Mientras Su Majestad favorecía más a la Consorte Jing, ciertamente, recientemente también había otorgado bastante favor a la Consorte Qin, que llevaba a su progenie, pues este era el símbolo de su poder imperial no disminuido, un testimonio de su vigor aún próspero.

Tan pronto como el Emperador se fue, numerosos funcionarios que no habían tenido la oportunidad de hablar en la corte se apresuraron hacia el Marqués Su.

—Marqués Su, ¿es cierto todo lo que dijo Su Majestad? ¿Gran Yan realmente posee ahora Trueno de Fuego?

—¿No estaba el Trueno de Fuego estrechamente custodiado por los Xiongnu? ¿Cómo logró Su Alteza el Príncipe Ling fabricarlo?

Los funcionarios de otras facciones aguzaron sus oídos.

El Segundo Príncipe y el Príncipe Rui, el Tercer Príncipe, ambos con expresiones desagradables, también miraron hacia el Marqués Su.

El Marqués Su se burló fríamente.

—¿Serían falsas las palabras del Emperador? ¡Por supuesto que son verdad! Su Alteza el Príncipe Ling es brillantemente inteligente, replicando con éxito el Trueno de Fuego de los Xiongnu, ¿qué hay de difícil en eso? ¡Hmph! Algunas personas, una tras otra, parecen estar esperando que los Xiongnu invadan, ¿podría ser que deseen pescar en aguas turbulentas?

Escuchando estas insinuaciones, la expresión del Primer Ministro Li se oscureció mientras decía:

—¿Qué estás insinuando, Marqués Su? ¿Quién desearía que los Xiongnu irrumpieran? Simplemente estamos sorprendidos. Su Alteza el Príncipe Ling lo ha mantenido bastante oculto, sin que se filtrara una sola noticia durante todo este tiempo, dejándonos a nosotros y al pueblo común inmensamente preocupados.

—¿Está el Primer Ministro culpando a Su Alteza el Príncipe Ling? Sin mantenerlo en estricto secreto, si los Xiongnu se hubieran enterado, ¿habría habido la batalla victoriosa de hoy? ¿Podría ser que el Primer Ministro, siendo de edad avanzada, está perdiendo sus facultades?
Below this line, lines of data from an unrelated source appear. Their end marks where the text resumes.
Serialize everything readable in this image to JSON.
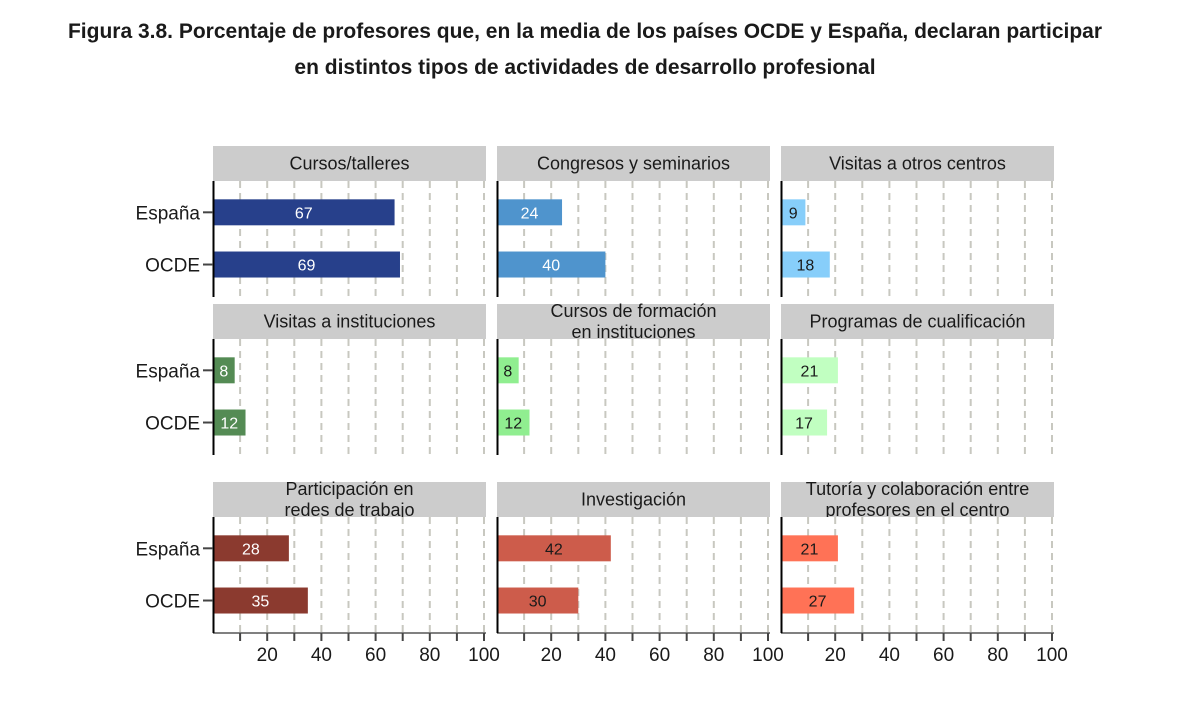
{
  "title_line1": "Figura 3.8. Porcentaje de profesores que, en la media de los países OCDE y España, declaran participar",
  "title_line2": "en distintos tipos de actividades de desarrollo profesional",
  "chart_data": {
    "type": "bar",
    "orientation": "horizontal",
    "facets": "3x3",
    "categories": [
      "España",
      "OCDE"
    ],
    "xlim": [
      0,
      100
    ],
    "xticks": [
      20,
      40,
      60,
      80,
      100
    ],
    "grid": "vertical dashed",
    "panels": [
      {
        "title": [
          "Cursos/talleres"
        ],
        "color": "#27408B",
        "label_color": "#ffffff",
        "values": [
          67,
          69
        ]
      },
      {
        "title": [
          "Congresos y seminarios"
        ],
        "color": "#4F94CD",
        "label_color": "#ffffff",
        "values": [
          24,
          40
        ]
      },
      {
        "title": [
          "Visitas a otros centros"
        ],
        "color": "#87CEFA",
        "label_color": "#1a1a1a",
        "values": [
          9,
          18
        ]
      },
      {
        "title": [
          "Visitas a instituciones"
        ],
        "color": "#548B54",
        "label_color": "#ffffff",
        "values": [
          8,
          12
        ]
      },
      {
        "title": [
          "Cursos de formación",
          "en instituciones"
        ],
        "color": "#90EE90",
        "label_color": "#1a1a1a",
        "values": [
          8,
          12
        ]
      },
      {
        "title": [
          "Programas de cualificación"
        ],
        "color": "#C1FFC1",
        "label_color": "#1a1a1a",
        "values": [
          21,
          17
        ]
      },
      {
        "title": [
          "Participación en",
          "redes de trabajo"
        ],
        "color": "#8B3A2F",
        "label_color": "#ffffff",
        "values": [
          28,
          35
        ]
      },
      {
        "title": [
          "Investigación"
        ],
        "color": "#CD5C4B",
        "label_color": "#1a1a1a",
        "values": [
          42,
          30
        ]
      },
      {
        "title": [
          "Tutoría y colaboración entre",
          "profesores en el centro"
        ],
        "color": "#FF7256",
        "label_color": "#1a1a1a",
        "values": [
          21,
          27
        ]
      }
    ]
  }
}
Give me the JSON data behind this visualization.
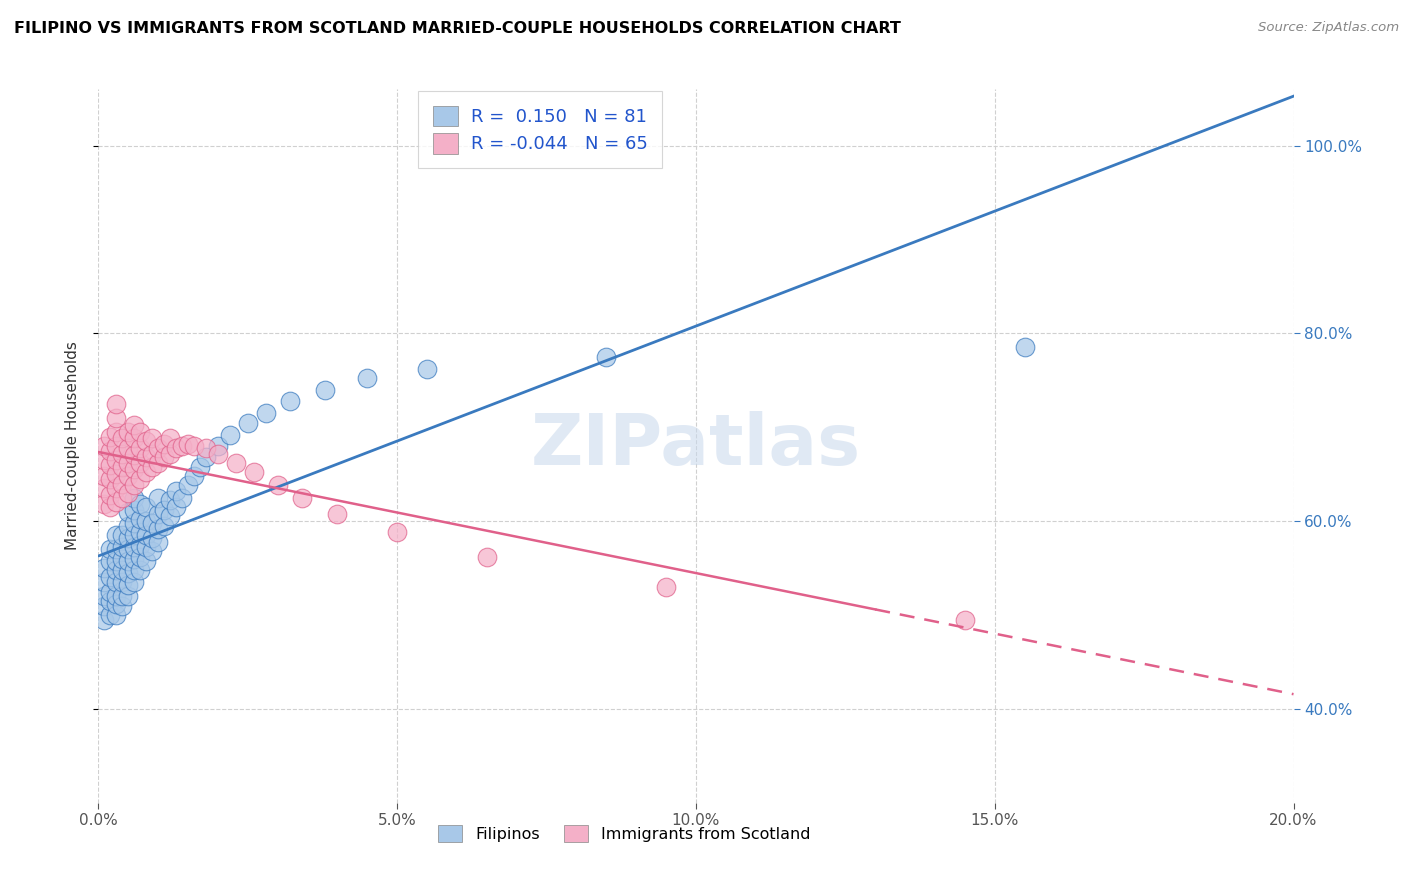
{
  "title": "FILIPINO VS IMMIGRANTS FROM SCOTLAND MARRIED-COUPLE HOUSEHOLDS CORRELATION CHART",
  "source": "Source: ZipAtlas.com",
  "ylabel_label": "Married-couple Households",
  "legend_labels": [
    "Filipinos",
    "Immigrants from Scotland"
  ],
  "R_filipino": 0.15,
  "N_filipino": 81,
  "R_scotland": -0.044,
  "N_scotland": 65,
  "color_filipino": "#a8c8e8",
  "color_scotland": "#f4b0c8",
  "line_color_filipino": "#3a7abf",
  "line_color_scotland": "#e0608a",
  "text_color_legend": "#2255cc",
  "watermark": "ZIPatlas",
  "xlim": [
    0.0,
    0.2
  ],
  "ylim": [
    0.3,
    1.06
  ],
  "xticks": [
    0.0,
    0.05,
    0.1,
    0.15,
    0.2
  ],
  "yticks": [
    0.4,
    0.6,
    0.8,
    1.0
  ],
  "filipino_x": [
    0.001,
    0.001,
    0.001,
    0.001,
    0.001,
    0.002,
    0.002,
    0.002,
    0.002,
    0.002,
    0.002,
    0.003,
    0.003,
    0.003,
    0.003,
    0.003,
    0.003,
    0.003,
    0.003,
    0.004,
    0.004,
    0.004,
    0.004,
    0.004,
    0.004,
    0.004,
    0.005,
    0.005,
    0.005,
    0.005,
    0.005,
    0.005,
    0.005,
    0.005,
    0.006,
    0.006,
    0.006,
    0.006,
    0.006,
    0.006,
    0.006,
    0.006,
    0.007,
    0.007,
    0.007,
    0.007,
    0.007,
    0.007,
    0.008,
    0.008,
    0.008,
    0.008,
    0.008,
    0.009,
    0.009,
    0.009,
    0.01,
    0.01,
    0.01,
    0.01,
    0.011,
    0.011,
    0.012,
    0.012,
    0.013,
    0.013,
    0.014,
    0.015,
    0.016,
    0.017,
    0.018,
    0.02,
    0.022,
    0.025,
    0.028,
    0.032,
    0.038,
    0.045,
    0.055,
    0.085,
    0.155
  ],
  "filipino_y": [
    0.495,
    0.51,
    0.52,
    0.535,
    0.55,
    0.5,
    0.515,
    0.525,
    0.54,
    0.558,
    0.57,
    0.5,
    0.512,
    0.52,
    0.535,
    0.548,
    0.558,
    0.57,
    0.585,
    0.51,
    0.52,
    0.535,
    0.548,
    0.56,
    0.572,
    0.585,
    0.52,
    0.532,
    0.545,
    0.558,
    0.57,
    0.582,
    0.595,
    0.61,
    0.535,
    0.548,
    0.56,
    0.572,
    0.585,
    0.598,
    0.612,
    0.625,
    0.548,
    0.562,
    0.575,
    0.588,
    0.602,
    0.618,
    0.558,
    0.572,
    0.585,
    0.6,
    0.615,
    0.568,
    0.582,
    0.598,
    0.578,
    0.592,
    0.608,
    0.625,
    0.595,
    0.612,
    0.605,
    0.622,
    0.615,
    0.632,
    0.625,
    0.638,
    0.648,
    0.658,
    0.668,
    0.68,
    0.692,
    0.705,
    0.715,
    0.728,
    0.74,
    0.752,
    0.762,
    0.775,
    0.785
  ],
  "scotland_x": [
    0.001,
    0.001,
    0.001,
    0.001,
    0.001,
    0.002,
    0.002,
    0.002,
    0.002,
    0.002,
    0.002,
    0.003,
    0.003,
    0.003,
    0.003,
    0.003,
    0.003,
    0.003,
    0.003,
    0.004,
    0.004,
    0.004,
    0.004,
    0.004,
    0.005,
    0.005,
    0.005,
    0.005,
    0.005,
    0.006,
    0.006,
    0.006,
    0.006,
    0.006,
    0.007,
    0.007,
    0.007,
    0.007,
    0.008,
    0.008,
    0.008,
    0.009,
    0.009,
    0.009,
    0.01,
    0.01,
    0.011,
    0.011,
    0.012,
    0.012,
    0.013,
    0.014,
    0.015,
    0.016,
    0.018,
    0.02,
    0.023,
    0.026,
    0.03,
    0.034,
    0.04,
    0.05,
    0.065,
    0.095,
    0.145
  ],
  "scotland_y": [
    0.618,
    0.635,
    0.648,
    0.665,
    0.68,
    0.615,
    0.628,
    0.645,
    0.66,
    0.675,
    0.69,
    0.62,
    0.635,
    0.65,
    0.665,
    0.68,
    0.695,
    0.71,
    0.725,
    0.625,
    0.64,
    0.658,
    0.672,
    0.688,
    0.63,
    0.648,
    0.662,
    0.678,
    0.695,
    0.638,
    0.655,
    0.67,
    0.688,
    0.702,
    0.645,
    0.662,
    0.678,
    0.695,
    0.652,
    0.668,
    0.685,
    0.658,
    0.672,
    0.688,
    0.662,
    0.678,
    0.668,
    0.682,
    0.672,
    0.688,
    0.678,
    0.68,
    0.682,
    0.68,
    0.678,
    0.672,
    0.662,
    0.652,
    0.638,
    0.625,
    0.608,
    0.588,
    0.562,
    0.53,
    0.495
  ],
  "scatter_size": 180,
  "scatter_alpha": 0.72,
  "scatter_lw": 0.8,
  "solid_line_end": 0.13,
  "figure_bg": "#ffffff",
  "grid_color": "#d0d0d0",
  "grid_style": "--",
  "grid_lw": 0.8
}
Si es así, sería mejor retirarse y regresar a su ciudad natal temprano, no sea que en el futuro suelte alguna tontería frente a Su Majestad y manche una reputación de toda una vida.

—¡Tú!

El Primer Ministro Li estaba tan enfurecido que echaba humo, pero no podía ganar la discusión contra el Marqués Su.

El Segundo Príncipe preguntó repentinamente:

—¿Puedo preguntar, Marqués Su, cuándo comenzó el Hermano Imperial Mayor a fabricar Trueno de Fuego?
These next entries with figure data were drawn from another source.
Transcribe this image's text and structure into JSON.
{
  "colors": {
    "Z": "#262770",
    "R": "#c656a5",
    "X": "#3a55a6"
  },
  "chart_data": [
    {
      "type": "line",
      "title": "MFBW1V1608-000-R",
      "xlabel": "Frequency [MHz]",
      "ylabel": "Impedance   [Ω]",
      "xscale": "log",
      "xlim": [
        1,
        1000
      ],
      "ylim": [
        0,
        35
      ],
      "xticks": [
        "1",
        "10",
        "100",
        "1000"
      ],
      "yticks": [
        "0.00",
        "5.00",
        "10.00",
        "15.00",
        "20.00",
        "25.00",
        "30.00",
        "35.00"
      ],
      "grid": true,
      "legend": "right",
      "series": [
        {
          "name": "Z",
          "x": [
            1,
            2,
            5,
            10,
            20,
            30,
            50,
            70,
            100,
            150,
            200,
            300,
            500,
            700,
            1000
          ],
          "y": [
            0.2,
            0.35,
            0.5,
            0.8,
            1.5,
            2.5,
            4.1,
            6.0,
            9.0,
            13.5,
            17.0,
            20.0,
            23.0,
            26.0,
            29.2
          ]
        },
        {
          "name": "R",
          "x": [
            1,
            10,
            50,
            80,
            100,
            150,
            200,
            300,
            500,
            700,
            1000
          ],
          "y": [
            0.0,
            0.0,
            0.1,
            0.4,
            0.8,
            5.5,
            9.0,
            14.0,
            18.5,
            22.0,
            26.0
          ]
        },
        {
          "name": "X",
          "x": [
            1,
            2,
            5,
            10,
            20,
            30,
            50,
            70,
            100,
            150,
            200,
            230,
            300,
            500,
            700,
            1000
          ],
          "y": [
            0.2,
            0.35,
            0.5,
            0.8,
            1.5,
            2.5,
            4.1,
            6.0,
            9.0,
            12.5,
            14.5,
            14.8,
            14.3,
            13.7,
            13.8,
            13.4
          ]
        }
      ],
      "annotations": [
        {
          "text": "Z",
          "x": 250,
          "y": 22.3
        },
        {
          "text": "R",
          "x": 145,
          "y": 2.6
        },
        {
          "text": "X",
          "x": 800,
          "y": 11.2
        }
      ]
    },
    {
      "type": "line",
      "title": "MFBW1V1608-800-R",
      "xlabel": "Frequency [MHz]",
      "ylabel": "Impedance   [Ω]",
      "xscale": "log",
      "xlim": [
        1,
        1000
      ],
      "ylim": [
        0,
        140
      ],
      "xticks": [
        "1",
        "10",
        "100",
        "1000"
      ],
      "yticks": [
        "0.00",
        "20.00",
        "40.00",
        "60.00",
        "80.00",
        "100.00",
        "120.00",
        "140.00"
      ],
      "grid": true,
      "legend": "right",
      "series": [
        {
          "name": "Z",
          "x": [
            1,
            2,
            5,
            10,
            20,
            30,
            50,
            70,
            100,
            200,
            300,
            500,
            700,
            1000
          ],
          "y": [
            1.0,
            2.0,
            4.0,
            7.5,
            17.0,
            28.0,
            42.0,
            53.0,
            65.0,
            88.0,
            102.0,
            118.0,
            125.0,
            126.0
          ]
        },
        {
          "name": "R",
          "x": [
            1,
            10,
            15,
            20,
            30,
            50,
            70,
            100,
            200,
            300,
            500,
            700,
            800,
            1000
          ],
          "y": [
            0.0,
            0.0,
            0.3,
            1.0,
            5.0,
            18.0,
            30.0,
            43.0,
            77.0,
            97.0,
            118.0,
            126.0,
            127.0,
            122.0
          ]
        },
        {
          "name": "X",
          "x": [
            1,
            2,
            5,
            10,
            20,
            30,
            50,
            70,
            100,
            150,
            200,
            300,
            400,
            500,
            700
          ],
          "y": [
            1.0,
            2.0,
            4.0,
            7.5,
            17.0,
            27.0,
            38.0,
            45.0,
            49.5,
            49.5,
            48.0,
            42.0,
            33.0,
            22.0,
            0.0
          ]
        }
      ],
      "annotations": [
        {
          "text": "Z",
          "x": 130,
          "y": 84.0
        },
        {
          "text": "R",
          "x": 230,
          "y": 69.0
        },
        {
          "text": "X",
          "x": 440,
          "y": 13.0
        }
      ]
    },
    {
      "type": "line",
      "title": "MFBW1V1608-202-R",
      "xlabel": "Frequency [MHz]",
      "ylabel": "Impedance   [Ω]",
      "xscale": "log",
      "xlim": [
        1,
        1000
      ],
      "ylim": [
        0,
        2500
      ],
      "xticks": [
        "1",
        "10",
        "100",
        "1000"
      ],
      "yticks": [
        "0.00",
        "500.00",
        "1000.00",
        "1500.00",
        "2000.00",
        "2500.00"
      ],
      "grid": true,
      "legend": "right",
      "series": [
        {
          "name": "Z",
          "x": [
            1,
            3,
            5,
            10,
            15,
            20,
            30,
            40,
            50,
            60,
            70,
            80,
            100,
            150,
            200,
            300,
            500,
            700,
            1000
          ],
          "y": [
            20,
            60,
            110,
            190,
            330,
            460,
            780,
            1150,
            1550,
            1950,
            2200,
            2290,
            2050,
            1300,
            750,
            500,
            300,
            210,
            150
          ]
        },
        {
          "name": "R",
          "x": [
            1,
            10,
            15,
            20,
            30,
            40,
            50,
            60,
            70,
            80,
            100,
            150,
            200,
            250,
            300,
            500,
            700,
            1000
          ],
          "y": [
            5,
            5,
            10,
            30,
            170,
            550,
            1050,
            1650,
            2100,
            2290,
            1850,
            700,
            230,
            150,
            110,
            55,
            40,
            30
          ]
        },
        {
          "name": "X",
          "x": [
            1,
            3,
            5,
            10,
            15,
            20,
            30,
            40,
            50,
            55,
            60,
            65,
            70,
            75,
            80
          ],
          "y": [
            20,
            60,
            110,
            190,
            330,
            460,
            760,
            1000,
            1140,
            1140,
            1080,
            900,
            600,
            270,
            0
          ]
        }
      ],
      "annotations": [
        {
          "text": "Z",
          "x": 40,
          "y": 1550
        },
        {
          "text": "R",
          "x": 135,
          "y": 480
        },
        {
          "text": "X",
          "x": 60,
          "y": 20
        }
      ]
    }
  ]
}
El Marqués Su miró al Segundo Príncipe varias veces, y con una sonrisa dijo:

—¿Cómo podría saberlo, Su Alteza el Segundo Príncipe? Solo sé un poco más que la mayoría porque mi hijo está en el Paso Fronterizo. Si Su Alteza tiene curiosidad, puede preguntarle a Su Majestad.

¡Hmph!

Si le preguntara a su padre el Emperador, quién sabe cuán sarcásticamente podría responderle el Emperador.

El Marqués Su se disculpó y se fue primero, obviamente no dispuesto a divulgar más información.
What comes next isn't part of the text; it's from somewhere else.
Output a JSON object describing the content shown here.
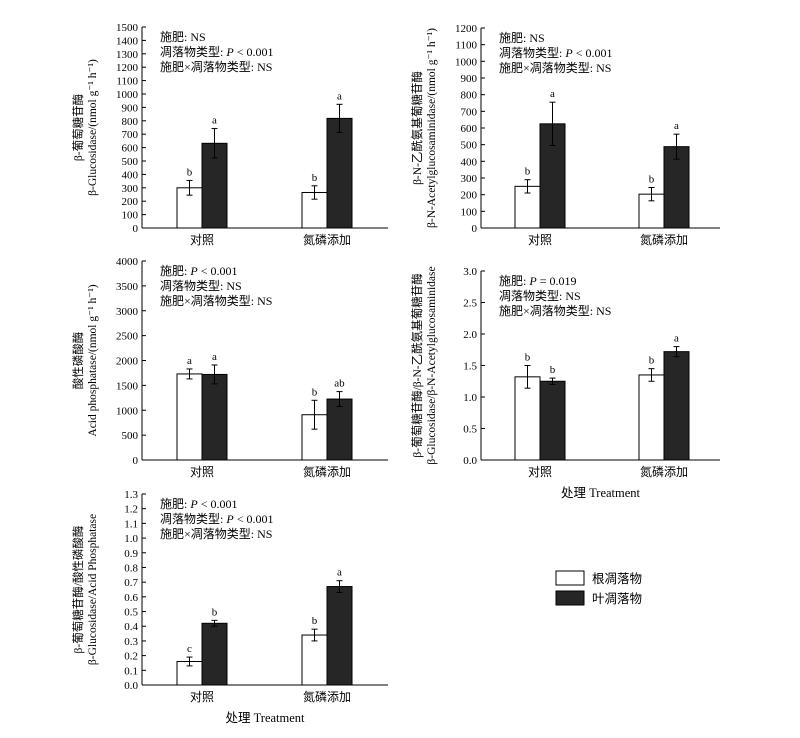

Después de todo, los asuntos relacionados con el Trueno de Fuego no eran un asunto trivial; el Emperador había ordenado hace tiempo un estricto control sobre el hierro y el salitre, y había almacenado mucho en la Ciudad Capital, esperando que Jun Yuyan, el General Fu y los demás regresaran y entregaran el método para fabricar Trueno de Fuego al Emperador.

Con un arma tan poderosa en mano, solo entonces podría el Emperador sentirse confiado y seguro.

—Es una lástima que resultaras herido, Segundo Hermano Imperial Mayor, y tuvieras que regresar a mitad de camino. De lo contrario, en términos de actos meritorios, el Segundo Hermano Imperial Mayor debería haber sido considerado un gran contribuyente —dijo el Tercer Príncipe, mencionándolo en una voz no alta, pero escuchada claramente por todos.

Tan pronto como se pronunciaron estas palabras, toda la escena quedó en silencio, tan silenciosa que se podría oír caer un alfiler, como si pólvora invisible colgara en el aire.

La sonrisa en el rostro del Segundo Príncipe permaneció cálida mientras miraba al Tercer Príncipe:

—El Tercer Hermano Imperial Menor tiene razón, es desafortunado que mi lesión fuera inoportuna. Realmente es una lástima. Sin embargo, con la victoria, yo también estoy de buen ánimo.

De repente, su tono cambió:

—He oído que la residencia del Tercer Hermano Imperial Menor ha estado buscando un médico habilidoso recientemente. ¿Hay alguna parte de tu cuerpo que no se sienta bien? ¿Necesita tu hermano mayor recomendarte uno?

La complexión del Tercer Príncipe cambió drásticamente.